# executorch
**Repository Path**: yi_yun/executorch
## Basic Information
- **Project Name**: executorch
- **Description**: On-device AI across mobile, embedded and edge for PyTorch
- **Primary Language**: Unknown
- **License**: BSD-3-Clause
- **Default Branch**: main
- **Homepage**: None
- **GVP Project**: No
## Statistics
- **Stars**: 0
- **Forks**: 0
- **Created**: 2025-11-12
- **Last Updated**: 2025-11-12
## Categories & Tags
**Categories**: Uncategorized
**Tags**: None
## README
ExecuTorch
On-device AI inference powered by PyTorch
**ExecuTorch** is PyTorch's unified solution for deploying AI models on-device—from smartphones to microcontrollers—built for privacy, performance, and portability.

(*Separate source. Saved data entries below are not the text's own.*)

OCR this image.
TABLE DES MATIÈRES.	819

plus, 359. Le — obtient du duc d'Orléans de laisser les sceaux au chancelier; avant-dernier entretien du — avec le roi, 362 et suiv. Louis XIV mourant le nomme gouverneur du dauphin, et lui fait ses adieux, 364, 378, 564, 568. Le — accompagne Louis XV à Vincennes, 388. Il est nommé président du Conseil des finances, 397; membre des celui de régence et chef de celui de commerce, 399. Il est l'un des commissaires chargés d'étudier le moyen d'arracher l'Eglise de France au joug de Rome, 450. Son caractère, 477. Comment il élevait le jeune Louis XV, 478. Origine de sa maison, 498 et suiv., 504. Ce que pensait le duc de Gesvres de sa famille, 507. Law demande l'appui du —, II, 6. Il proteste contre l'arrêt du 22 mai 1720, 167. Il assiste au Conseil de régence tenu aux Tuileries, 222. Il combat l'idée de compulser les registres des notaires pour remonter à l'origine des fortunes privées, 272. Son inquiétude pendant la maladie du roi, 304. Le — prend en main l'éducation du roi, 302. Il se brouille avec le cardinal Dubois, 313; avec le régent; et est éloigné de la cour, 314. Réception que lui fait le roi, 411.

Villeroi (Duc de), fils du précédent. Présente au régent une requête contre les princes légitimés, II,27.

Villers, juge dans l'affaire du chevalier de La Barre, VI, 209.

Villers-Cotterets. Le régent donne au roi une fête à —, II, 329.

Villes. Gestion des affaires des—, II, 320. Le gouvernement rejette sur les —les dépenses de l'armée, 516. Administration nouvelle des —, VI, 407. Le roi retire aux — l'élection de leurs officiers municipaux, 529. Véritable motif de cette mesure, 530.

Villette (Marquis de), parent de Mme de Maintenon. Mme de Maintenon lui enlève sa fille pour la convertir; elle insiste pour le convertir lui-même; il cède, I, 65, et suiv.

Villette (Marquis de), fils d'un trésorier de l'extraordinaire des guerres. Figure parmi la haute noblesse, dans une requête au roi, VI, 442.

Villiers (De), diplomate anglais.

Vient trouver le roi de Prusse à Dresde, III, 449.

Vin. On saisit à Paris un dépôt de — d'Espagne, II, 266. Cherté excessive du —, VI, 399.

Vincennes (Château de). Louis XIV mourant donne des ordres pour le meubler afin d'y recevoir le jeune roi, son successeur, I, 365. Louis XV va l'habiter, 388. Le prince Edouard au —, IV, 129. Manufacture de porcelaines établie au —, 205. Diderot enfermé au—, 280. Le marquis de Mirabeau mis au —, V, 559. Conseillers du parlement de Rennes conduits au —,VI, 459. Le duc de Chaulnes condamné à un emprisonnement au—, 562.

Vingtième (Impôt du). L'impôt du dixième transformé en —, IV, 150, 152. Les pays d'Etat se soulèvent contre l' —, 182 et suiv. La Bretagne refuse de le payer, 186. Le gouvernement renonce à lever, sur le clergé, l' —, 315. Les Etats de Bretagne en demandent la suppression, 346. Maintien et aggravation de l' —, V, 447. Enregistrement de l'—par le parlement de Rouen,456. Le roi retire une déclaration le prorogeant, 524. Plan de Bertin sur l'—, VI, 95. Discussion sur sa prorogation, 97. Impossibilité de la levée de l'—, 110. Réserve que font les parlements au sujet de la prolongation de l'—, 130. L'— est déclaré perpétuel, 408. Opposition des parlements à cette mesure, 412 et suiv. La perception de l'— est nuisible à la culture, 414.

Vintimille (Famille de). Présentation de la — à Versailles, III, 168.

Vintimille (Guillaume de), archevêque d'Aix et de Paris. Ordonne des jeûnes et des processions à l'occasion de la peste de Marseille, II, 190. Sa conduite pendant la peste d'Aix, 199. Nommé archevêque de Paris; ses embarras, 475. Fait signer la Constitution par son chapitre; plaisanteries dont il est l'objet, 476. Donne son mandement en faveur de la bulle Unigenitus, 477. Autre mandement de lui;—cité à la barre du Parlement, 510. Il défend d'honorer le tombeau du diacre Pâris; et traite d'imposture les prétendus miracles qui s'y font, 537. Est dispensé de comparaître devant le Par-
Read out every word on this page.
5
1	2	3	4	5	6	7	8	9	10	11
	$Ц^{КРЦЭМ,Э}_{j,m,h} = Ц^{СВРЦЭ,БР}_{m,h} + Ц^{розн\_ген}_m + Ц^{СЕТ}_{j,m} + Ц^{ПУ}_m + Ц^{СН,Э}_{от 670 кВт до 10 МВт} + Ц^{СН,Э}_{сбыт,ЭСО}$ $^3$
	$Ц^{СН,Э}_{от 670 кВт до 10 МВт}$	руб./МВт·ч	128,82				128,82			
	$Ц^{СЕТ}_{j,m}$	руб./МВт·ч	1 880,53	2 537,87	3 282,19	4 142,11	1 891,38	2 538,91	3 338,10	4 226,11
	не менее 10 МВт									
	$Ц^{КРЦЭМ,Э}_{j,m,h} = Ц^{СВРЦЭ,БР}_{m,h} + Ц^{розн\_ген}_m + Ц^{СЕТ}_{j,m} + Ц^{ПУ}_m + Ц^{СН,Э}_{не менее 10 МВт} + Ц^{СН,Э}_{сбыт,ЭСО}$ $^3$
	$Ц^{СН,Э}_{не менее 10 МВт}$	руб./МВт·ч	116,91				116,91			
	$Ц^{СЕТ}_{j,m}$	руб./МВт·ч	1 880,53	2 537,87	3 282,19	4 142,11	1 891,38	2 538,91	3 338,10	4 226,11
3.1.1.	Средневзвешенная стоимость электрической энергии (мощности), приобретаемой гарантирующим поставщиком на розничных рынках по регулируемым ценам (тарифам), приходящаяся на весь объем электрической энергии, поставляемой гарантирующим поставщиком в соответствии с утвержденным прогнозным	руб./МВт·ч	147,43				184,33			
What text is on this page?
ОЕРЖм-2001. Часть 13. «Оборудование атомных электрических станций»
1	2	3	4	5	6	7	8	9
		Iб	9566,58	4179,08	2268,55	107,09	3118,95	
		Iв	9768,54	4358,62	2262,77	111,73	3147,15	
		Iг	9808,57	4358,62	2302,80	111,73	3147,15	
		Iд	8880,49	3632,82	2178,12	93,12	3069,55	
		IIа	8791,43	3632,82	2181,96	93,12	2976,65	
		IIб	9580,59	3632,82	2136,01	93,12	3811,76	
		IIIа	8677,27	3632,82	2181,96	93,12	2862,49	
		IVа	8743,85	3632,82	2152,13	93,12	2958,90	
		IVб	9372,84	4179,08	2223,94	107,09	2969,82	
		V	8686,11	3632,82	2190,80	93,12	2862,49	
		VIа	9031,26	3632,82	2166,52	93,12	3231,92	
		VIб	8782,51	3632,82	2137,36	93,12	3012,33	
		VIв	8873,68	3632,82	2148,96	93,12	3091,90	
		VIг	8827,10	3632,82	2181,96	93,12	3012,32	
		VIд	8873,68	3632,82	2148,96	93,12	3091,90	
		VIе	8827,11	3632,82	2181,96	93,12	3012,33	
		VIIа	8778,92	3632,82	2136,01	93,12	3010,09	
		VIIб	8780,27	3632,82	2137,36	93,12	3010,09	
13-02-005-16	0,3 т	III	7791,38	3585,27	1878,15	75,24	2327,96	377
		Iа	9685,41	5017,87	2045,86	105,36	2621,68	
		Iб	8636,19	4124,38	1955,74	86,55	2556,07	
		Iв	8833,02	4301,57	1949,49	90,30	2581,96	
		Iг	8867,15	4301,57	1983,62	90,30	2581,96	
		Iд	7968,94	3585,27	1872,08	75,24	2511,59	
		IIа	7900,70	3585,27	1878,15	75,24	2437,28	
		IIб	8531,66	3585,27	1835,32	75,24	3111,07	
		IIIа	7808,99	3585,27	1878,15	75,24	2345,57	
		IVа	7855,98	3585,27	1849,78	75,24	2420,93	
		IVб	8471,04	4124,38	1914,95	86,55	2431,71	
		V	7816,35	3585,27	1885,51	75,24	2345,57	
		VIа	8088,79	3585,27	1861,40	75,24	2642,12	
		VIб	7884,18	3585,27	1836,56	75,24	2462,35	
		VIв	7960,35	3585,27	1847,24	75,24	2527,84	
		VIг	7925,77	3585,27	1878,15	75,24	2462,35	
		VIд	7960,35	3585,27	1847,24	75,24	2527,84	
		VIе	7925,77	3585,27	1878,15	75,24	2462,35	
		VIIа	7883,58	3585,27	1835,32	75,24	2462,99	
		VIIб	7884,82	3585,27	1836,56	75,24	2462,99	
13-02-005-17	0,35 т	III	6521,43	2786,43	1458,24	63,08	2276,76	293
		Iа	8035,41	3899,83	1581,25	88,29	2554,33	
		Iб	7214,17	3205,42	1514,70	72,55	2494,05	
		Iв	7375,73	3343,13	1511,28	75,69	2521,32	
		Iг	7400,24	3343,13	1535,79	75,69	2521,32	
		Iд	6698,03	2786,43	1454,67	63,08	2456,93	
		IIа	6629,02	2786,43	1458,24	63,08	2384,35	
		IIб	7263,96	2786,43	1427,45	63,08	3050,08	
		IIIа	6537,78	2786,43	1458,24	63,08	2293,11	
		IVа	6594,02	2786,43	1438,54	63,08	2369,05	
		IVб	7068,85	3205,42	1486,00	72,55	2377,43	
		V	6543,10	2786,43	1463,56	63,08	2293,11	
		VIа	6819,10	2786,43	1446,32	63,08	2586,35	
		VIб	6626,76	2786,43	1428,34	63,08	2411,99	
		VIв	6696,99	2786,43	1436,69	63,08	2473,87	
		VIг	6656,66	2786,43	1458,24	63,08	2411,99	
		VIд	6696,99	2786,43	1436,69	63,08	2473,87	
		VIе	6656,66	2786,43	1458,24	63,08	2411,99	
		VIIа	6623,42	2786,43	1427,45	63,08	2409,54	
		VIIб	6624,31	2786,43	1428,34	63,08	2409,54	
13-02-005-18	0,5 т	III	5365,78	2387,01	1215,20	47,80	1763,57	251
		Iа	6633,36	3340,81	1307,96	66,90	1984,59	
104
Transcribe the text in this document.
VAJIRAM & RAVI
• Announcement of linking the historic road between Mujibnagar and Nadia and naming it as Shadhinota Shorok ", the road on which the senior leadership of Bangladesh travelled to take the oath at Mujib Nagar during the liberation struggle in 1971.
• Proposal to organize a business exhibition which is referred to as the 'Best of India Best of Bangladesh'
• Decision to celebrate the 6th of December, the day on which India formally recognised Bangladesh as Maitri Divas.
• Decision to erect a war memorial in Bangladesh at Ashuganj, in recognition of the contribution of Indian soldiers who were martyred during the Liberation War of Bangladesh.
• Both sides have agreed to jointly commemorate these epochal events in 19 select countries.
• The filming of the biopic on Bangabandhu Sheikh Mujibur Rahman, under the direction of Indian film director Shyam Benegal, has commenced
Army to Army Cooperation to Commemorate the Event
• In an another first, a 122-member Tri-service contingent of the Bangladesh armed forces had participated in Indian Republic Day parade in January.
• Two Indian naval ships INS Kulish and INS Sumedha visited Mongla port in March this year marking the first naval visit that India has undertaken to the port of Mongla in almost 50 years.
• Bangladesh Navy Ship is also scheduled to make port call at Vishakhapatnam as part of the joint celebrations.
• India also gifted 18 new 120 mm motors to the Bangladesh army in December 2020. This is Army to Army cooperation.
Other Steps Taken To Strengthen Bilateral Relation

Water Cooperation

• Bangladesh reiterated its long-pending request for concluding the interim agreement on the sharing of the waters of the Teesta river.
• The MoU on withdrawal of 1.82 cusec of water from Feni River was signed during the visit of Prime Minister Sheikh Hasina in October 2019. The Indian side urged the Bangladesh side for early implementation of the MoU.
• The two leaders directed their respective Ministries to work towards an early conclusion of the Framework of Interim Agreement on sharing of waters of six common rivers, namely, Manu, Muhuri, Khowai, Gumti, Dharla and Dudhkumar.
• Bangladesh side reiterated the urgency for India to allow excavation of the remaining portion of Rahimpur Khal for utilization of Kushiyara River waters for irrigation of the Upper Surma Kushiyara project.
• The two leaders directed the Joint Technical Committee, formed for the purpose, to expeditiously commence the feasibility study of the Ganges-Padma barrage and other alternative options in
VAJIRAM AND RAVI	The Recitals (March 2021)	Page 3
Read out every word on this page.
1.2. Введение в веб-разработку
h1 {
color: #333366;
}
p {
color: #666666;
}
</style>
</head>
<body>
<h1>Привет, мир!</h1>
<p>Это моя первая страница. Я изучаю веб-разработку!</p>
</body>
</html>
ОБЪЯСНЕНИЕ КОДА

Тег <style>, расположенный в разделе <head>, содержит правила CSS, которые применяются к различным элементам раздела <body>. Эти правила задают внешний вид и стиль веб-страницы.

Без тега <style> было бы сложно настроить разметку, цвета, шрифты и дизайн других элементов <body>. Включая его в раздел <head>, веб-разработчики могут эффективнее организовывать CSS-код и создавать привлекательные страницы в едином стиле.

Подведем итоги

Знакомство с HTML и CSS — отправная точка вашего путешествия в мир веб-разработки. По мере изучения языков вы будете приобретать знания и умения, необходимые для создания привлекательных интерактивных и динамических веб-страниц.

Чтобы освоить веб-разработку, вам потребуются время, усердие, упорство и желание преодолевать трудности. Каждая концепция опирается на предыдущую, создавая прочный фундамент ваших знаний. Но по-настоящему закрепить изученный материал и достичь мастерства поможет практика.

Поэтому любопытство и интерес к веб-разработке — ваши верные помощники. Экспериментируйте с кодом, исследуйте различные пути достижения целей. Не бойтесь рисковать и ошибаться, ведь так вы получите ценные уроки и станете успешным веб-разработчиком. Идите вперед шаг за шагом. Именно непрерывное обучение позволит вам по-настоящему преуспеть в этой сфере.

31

It powers Meta's on-device AI across **Instagram, WhatsApp, Quest 3, Ray-Ban Meta Smart Glasses**, and [more](https://docs.pytorch.org/executorch/main/success-stories.html).
Deploy **LLMs, vision, speech, and multimodal models** with the same PyTorch APIs you already know—accelerating research to production with seamless model export, optimization, and deployment. No manual C++ rewrites. No format conversions. No vendor lock-in.
📘 Table of Contents
- [Why ExecuTorch?](#why-executorch)
- [How It Works](#how-it-works)
- [Quick Start](#quick-start)
- [Installation](#installation)
- [Export and Deploy in 3 Steps](#export-and-deploy-in-3-steps)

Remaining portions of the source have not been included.